Petit pays : à visiter absolument

Vous avez dit Stromae ? Perdu ! Ce chanteur auteur compositeur belge métis, filiforme, au sourire doux,  né dans un pays où a sévi la guerre Hutu-Tutsi s’appelle Gaël Faye. Ils se ressemblent pas mal et je suppose que ça doit l’agacer quand on lui en rebat les oreilles. Mais il n’est pas censé lire mon blog donc pas d’offense.
Gaël Faye est un sacré talent de plume ! Quel est ce petit pays qu’il nous narre du haut de son enfance ? Ce n’est pas le Rwanda, il s’agit du Burundi, pays voisin, à l’ambiance jadis si croustillante, si charmeuse, si édénique. Un petit paradis lorsque Gaby avait 10-12 ans, un père bougon mais gentil, petit blanc qui n’avait jamais vécu en France, une mère rwandaise canon, splendide, superbe qui ne rêvait que de ça : la France.
Il nous fait revivre les doux moments d’innocence parmi les senteurs de la flore, les bains dans le lac, les vols de mangue, les pluies tropicales, la complicité avec les boys, les lettres parfumées d’une petite correspondante française. Les Hutu, les Tutsi, il ne comprend pas, son père interdit la politique à la maison, il leur explique, à lui et Ana la petite sœur, que ceux qui sont petits avec un gros nez sont des Hutu et les grands maigres avec le nez fin sont des Tutsi. Il ne faut pas avoir fait un doctorat de génétique pour comprendre que la dichotomie est grossière. Ça n’empêche pas le môme de jouer avec ses potes dans le vieux camion VW abandonné, d’y planquer leurs trésors, d’y défier leurs ennemis, quoi que notre héros n’en ait point, il est pour la paix et déteste la violence. Hélas.
Le roman est bien construit car il nous laisse beaucoup de temps pour s’acclimater avec plaisir à ce petit pays pittoresque et à ses habitants avant que ne s’ouvrent réellement les violences, avant l’explosion de l’avion des présidents des deux pays, avant l’appel à la vengeance des Tutsi sur les Hutu. Et le massacre commence, loin de lui, pas au Burundi, pas encore. Sa mère se sépare de son père et va rejoindre sa famille au Rwanda. Ce sont des familles qui s’aiment fort, ça compte là-bas. Et peu à peu, le cauchemar va s’installer d’un côté comme de l’autre, chez ceux qui sont partis et ceux qui sont restés, machettes et kalach vont semer la terreur jusque dans les maison. Nul n’est à l’abri, surtout pas Gaby auquel le chef de gang — dont il n’a  jamais voulu faire partie, préférant se plonger dans les livres que lui prête une vieille amie — demande de prendre parti pour la cause ultime : l’exécution de l’ennemi. La mise à mort de son enfance. Puis le départ pour la France.

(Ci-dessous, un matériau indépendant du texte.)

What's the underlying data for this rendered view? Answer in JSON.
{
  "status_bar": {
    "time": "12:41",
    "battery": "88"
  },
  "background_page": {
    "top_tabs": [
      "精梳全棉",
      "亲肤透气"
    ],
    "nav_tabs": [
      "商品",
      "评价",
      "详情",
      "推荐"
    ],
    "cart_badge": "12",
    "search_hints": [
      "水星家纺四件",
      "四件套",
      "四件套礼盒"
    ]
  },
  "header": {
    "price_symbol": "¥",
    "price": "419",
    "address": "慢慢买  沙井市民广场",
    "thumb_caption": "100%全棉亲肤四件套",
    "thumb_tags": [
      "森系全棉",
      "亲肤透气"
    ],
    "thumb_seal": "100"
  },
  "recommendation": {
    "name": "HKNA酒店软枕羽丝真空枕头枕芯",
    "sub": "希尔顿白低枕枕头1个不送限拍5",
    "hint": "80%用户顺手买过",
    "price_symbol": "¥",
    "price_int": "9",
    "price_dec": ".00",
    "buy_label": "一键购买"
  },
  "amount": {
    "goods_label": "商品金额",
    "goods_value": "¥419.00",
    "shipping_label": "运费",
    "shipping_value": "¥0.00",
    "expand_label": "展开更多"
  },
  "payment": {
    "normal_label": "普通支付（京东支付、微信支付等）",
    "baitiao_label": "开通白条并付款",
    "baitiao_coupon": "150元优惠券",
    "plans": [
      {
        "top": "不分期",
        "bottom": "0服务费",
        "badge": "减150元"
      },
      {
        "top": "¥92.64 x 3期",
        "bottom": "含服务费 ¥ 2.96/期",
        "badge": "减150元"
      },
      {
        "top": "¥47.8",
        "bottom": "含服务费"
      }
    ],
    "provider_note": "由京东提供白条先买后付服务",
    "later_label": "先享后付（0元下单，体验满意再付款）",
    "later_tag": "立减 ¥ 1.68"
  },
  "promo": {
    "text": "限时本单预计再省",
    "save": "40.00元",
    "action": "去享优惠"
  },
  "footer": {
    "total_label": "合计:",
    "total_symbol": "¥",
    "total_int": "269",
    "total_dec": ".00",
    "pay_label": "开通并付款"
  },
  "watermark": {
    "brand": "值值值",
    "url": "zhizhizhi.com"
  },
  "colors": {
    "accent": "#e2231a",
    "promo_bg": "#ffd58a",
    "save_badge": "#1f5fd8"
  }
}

N’empêche, ce livre est une ode à l’Afrique avec toutes les petites choses qu’en en connaît et qui font son charme : la chaleur, la sensualité, la bière, la pauvreté joyeuse, les rites, les élections, les recettes de cuisine, les colons etc. dans la dernière partie, nous sommes confrontés à l’horreur totale, celle qu’on ne peut pas gommer, qui mène sa mère à la folie.
Ce livre est une petite merveille déjà lauréat du prix du roman FNAC.

Petit Pays par Gaël Faye chez Grasset. 2016. 218 pages, 18 €.